3. The Four-Hour Window will Kill You.

Who likes to spend half a day at home, waiting for a service professional who may or may not show up? Services like Washio let customers specify a half-hour window when their laundry and dry cleaning will be picked up or dropped off. And most of these apps offer “countdown clocks” and maps showing you when the person will arrive at your doorstep. (See image at right, from Dispatch, a startup that makes software to support on-demand service delivery.)
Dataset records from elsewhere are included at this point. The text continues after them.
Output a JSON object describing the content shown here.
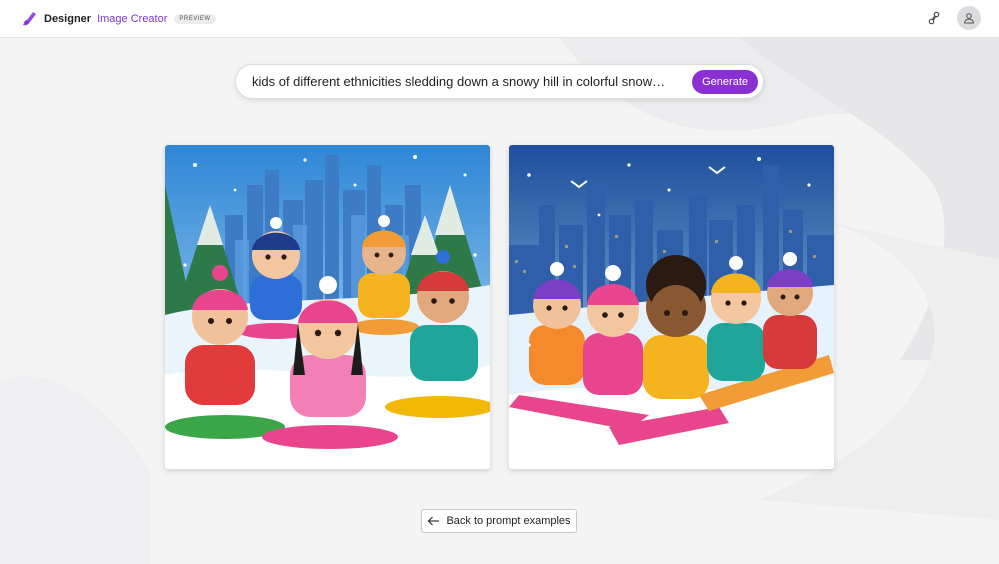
{
  "header": {
    "brand_name": "Designer",
    "product_name": "Image Creator",
    "badge": "PREVIEW",
    "logo_icon": "designer-logo-icon",
    "share_icon": "share-icon",
    "avatar_icon": "person-icon"
  },
  "prompt": {
    "value": "kids of different ethnicities sledding down a snowy hill in colorful snow…",
    "generate_label": "Generate"
  },
  "results": {
    "images": [
      {
        "subject": "cartoon children on sleds in snowy city park"
      },
      {
        "subject": "cartoon children sledding in a row before city skyline"
      }
    ]
  },
  "footer": {
    "back_label": "Back to prompt examples",
    "back_icon": "arrow-left-icon"
  },
  "colors": {
    "accent": "#8a2fd1",
    "product_text": "#7d36c7",
    "background": "#f5f5f6"
  }
}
“People want certainty and convenience and they’re happy to pay for it,” says Hanrahan. (Meanwhile, Comcast has just begun testing a “Track Your Tech” feature in its mobile app — in a single market. The feature is designed to give customers a 30-minute “heads up” within the two-hour service window they’ve been given.)

4. Feedback is Built-In.

Rather than sending you a survey six weeks later, most of these startups make feedback a central part of their app. Every time you get out of a vehicle, Uber asks you to rate the driver. Since these companies are relying on contractors — and trying to build loyalty after that first sample — it’s important for them to weed out bad apples quickly. With Uber, if a driver drops below 4.5 stars on the company’s five-star rating scale, he or she is at risk of being cut off from future work.

5. Customer Experience Produces Positive Word-of-Mouth.

To understand how these on-demand services startups sand away the rough edges and deliver a customer experience that you’ll feel compelled to tell your friends about, you’ve got to try them. Check out services like Uber, Postmates, or Handy to see where the bar is being set.

Not every company will want to build its own technology to compete in the world of app-driven services. Startups like Dispatch, Trak, and Breezeworks offer different kinds of software to help manage networks of service professionals or delivery people.

“We’re seeing an evolution of customer expectations as startups create the Uber for this and the Uber for that,” says Avi Goldberg, CEO of Dispatch. “Everything is about customer satisfaction right now.”

A Remote Control for Real Life

The venture capitalist Matt Cohler of Benchmark Capital, one of Uber’s investors, has a fantastic saying: “Great mobile apps act like remote controls for real life.”

What would change about your business if you — or a rival — built an app that put your customers in control?